Streetart-Künstler wehren sich gegen Adidas: Die Kunst, unkommerziell zu bleiben
Streetart-Künstler wehren sich gegen die vermeintliche Instrumentalisierung ihrer Werke durch einen Kunstführer, der von Adidas finanziert wird. Am Dienstag versteigern sie in einer Protestauktion Turnschuhe.
Streetart-Künstler haben generell ein Urheberrechtsproblem. Wer seine Bilder im öffentlichen Raum auf Häuserwänden oder an Stromkästen platziert, verliert den Einfluss auf deren weiteres Schicksal – eine Tatsache, die auch den Reiz der Kunstform ausmacht. Nun hat sich darauf aufbauend ein Streit zwischen der Streetart-Szene und dem von Adidas mitfinanzierten Projekt „Urban Art Guide“ entzündet.
Auf einer Internetseite präsentiert eine sechsköpfige Redaktion seit März Streetart in Berlin. Man erfährt, wo bestimmte Kunstwerke zu finden sind, von wem sie stammen sowie Hintergrundwissen zum Künstler und seiner Arbeit. Zusätzlich gibt es die Möglichkeit, diese Informationen mit einem iPhone abzurufen. „Wir wollen einen Galerieführer für Streetart erstellen“, erklärt Redaktionsmitglied Aldona Kwiatkowski. „Man soll über sein Handy jederzeit auf Informationen zu den Werken zugreifen und auch selbst über die Internetseite Bilder hochladen und den Führer somit erweitern können.“
Doch viele Streetartisten wehren sich gegen das Projekt; sie fühlen sich von dem Sportartikelhersteller instrumentalisiert. „Durch den Kunstführer wird unsere Arbeit für Werbezwecke missbraucht“, sagt eine Künstlerin, die an Aktionen gegen den Kunstführer beteiligt ist und ihren Namen nicht nennen möchte. Doch da ihre Kunst urheberrechtlich nicht geschützt sei, stehe der Konzern rein rechtlich auf der sicheren Seite. Noch etwas an dem Auftreten des Turnschuhproduzenten ärgert sie: „Adidas präsentiert sich auf der Internetseite als langjähriger Unterstützer der Szene – das stimmt gar nicht“, meint die 27-Jährige. Es gebe keinen Kontakt zwischen den Künstlern und der Redaktion des „Urban Art Guide“.

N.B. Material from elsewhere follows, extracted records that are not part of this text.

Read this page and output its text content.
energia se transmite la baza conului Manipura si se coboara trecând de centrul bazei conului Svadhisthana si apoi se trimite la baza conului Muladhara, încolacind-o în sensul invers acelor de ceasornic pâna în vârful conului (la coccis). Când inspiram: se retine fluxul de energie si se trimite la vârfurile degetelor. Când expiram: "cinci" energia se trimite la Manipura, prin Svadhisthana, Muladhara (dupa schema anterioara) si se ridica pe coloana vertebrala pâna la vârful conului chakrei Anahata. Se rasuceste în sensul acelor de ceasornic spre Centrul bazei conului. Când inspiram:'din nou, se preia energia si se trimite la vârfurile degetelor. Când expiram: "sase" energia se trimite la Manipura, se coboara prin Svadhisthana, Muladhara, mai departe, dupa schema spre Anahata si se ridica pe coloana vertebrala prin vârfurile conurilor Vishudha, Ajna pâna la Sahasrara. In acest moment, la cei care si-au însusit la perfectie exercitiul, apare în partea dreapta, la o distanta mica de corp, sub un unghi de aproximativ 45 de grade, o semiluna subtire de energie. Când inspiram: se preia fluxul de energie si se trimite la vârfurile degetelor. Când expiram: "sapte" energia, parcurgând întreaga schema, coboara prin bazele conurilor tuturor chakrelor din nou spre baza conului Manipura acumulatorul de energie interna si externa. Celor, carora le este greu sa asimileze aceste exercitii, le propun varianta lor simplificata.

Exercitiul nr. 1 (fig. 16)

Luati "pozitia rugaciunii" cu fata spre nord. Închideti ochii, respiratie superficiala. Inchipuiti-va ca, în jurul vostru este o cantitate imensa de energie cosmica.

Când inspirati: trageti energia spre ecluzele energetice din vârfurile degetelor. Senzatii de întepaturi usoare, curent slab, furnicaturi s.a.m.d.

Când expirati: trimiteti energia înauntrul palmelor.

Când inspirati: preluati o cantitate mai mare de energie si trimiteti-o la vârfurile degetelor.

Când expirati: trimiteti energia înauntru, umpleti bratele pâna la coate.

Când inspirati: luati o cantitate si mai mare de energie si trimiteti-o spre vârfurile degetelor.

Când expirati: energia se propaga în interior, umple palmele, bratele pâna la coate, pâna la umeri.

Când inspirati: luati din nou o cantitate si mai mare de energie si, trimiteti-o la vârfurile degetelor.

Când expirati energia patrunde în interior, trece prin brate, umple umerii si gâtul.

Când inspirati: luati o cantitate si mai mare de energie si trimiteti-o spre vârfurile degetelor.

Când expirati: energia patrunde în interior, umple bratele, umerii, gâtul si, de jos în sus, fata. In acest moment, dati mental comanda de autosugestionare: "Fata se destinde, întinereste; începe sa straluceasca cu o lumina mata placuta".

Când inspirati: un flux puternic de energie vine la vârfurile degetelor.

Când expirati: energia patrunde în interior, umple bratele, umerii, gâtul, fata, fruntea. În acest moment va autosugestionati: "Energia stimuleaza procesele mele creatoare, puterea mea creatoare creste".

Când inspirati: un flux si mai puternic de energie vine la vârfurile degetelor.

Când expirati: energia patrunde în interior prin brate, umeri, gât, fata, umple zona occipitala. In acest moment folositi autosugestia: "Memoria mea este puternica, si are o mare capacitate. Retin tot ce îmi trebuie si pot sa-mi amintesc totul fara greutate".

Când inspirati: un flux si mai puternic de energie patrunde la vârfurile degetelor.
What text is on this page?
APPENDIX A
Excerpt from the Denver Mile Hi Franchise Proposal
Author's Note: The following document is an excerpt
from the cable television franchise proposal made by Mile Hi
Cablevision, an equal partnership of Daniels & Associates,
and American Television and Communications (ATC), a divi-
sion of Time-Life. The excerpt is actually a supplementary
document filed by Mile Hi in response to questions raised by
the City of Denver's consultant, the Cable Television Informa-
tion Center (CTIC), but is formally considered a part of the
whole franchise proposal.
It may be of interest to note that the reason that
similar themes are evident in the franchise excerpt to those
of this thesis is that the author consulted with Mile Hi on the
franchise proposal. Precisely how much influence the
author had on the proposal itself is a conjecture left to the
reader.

Dennoch hätten die Künstler versucht, sich das Projekt zunächst zunutze zu machen und selbst Bilder hochzuladen. „Vieles ist aber zensiert worden und nie auf der Internetseite aufgetaucht“, so die Künstlerin. „Die wollen keine politischen Bilder, sondern nur Hübsches.“
Nach dieser Erfahrung entschloss man sich zu radikaleren Maßnahmen: Als Adidas Mitte März zu einer Rallye aufrief, bei der es in der Nähe von Streetart-Werken Turnschuhe einzusammeln galt, legten sich die Künstler auf der Lauer und kassierten reihenweise Schuhe ein. 20 Paar konnten sie sich sichern. Die ließen sie dann von Streetartisten designen; am heutigen Dienstag werden sie in der Galerie Superplan versteigert. Profitieren sollen das Mehrgenerationen-Hausprojekt „Freirauminitiative“ sowie das Kunstprojekt „Papergirl“, bei dem Kunstwerke vom Fahrrad aus an Passanten verteilt werden. „Mit der Auktion wollen wir gegen den Kunstführer demonstrieren und die Aufmerksamkeit auf das Urheberrechtsproblem der Streetart lenken“, sagt die Künstlerin.
In der Redaktion des „Urban Art Guide“ sieht man die Proteste und auch den Turnschuhklau gelassen. „Wie nehmen das wahr, und es geht sicherlich auch jemand von uns zur Auktion“, sagt Kwiatkowski. Boykottiert fühle man sich jedoch nicht. „Wir sind an einem Dialog interessiert und auch für Kritik offen.“
Zudem kann sie die Vorwürfe nicht nachvollziehen. „Natürlich haben wir Kontakt zur Szene.“ Nur sei die nicht organisiert, sodass man nicht mit allen Künstlern habe reden können. „Außerdem ist der Kunstführer unsere Idee gewesen, für die wir Adidas als Geldgeber gewonnen haben.“ Hier solle niemand für Werbezwecke instrumentalisiert werden.